When Trauma Mimics Awakening
This is where things get even more nuanced. Many of the qualities we associate with spiritual maturity : detachment, stillness, solitude, can also show up in trauma survivors. But the internal experience is completely different.
Someone might say they don’t care about the future, or that they feel unaffected by things that used to overwhelm them. It may sound like non – attachment. But more often, it’s dissociation. There’s a difference between letting go and shutting down.
Stillness can arise from peace. Or it can come from collapse.
Solitude might be a conscious need for space. Or it could be a protective wall.
The signs on the surface look similar – but the body always knows the truth.
This is where shadow work, trauma therapy, and somatic healing become crucial. Not to pathologise, but to help us reconnect with what we’ve had to shut off in order to survive.
Healing Is Reclaiming Time
True healing doesn’t force us to stay in the now because we can’t bear to look elsewhere. Doors slowly reopen to our timeline. It allows us to revisit the past without becoming overwhelmed. And it gives us permission to imagine a future that feels safe enough to want.
When our nervous system begins to regulate, presence stops feeling like a trap. It becomes expansive. Spacious. There’s more breath. More energy. More access to the full spectrum of our lives.

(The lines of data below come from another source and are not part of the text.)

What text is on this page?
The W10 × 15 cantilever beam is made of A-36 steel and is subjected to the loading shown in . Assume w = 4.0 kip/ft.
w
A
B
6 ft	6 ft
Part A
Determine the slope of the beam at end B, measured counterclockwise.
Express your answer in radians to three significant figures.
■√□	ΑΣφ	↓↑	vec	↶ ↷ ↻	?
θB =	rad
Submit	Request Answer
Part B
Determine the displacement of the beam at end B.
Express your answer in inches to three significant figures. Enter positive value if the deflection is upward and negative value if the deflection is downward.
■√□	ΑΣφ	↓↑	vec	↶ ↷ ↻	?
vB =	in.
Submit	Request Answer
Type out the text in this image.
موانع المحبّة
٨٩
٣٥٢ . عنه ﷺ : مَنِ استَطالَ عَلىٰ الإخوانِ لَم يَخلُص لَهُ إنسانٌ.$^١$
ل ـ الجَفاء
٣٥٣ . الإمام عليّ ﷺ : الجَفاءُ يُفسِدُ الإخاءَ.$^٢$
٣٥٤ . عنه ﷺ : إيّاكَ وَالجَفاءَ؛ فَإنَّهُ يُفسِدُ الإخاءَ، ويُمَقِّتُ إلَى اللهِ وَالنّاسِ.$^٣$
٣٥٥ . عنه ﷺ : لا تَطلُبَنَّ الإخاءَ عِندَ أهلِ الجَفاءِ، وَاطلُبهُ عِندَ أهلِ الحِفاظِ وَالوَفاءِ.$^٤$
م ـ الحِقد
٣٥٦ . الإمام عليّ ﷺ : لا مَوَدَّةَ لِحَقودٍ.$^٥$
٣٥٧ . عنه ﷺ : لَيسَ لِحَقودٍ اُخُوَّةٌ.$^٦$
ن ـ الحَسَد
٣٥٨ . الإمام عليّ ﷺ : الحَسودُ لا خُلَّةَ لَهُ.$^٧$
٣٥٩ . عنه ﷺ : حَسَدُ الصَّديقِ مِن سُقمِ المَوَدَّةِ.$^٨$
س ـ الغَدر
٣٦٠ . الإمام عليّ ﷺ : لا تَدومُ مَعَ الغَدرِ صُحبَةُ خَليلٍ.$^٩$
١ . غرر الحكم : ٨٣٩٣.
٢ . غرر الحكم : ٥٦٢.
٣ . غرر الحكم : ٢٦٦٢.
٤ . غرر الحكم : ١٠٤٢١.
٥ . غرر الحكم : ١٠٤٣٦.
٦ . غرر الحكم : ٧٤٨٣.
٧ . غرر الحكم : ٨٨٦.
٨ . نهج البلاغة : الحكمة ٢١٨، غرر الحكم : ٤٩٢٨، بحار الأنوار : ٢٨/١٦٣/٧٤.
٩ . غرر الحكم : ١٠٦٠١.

And this is the shift – from presence as protection to presence as peace.
From urgency to choice.
From survival to stillness.
Final Reflections: Feel Into the Difference
Not all presence is created equal. So the question is : what kind of presence are you living in, the Buddha Mind or the Trauma Mind?
Does your stillness feel grounded, or guarded?
Does your focus on the now feel expansive, or constricted?
Are you choosing the present moment, or simply surviving it?
There is no shame in being where you are. But there is wisdom in noticing how you got there. The goal isn’t to live in the now because it’s the only place you can tolerate.
It’s to return to the now because it finally feels safe enough to be here.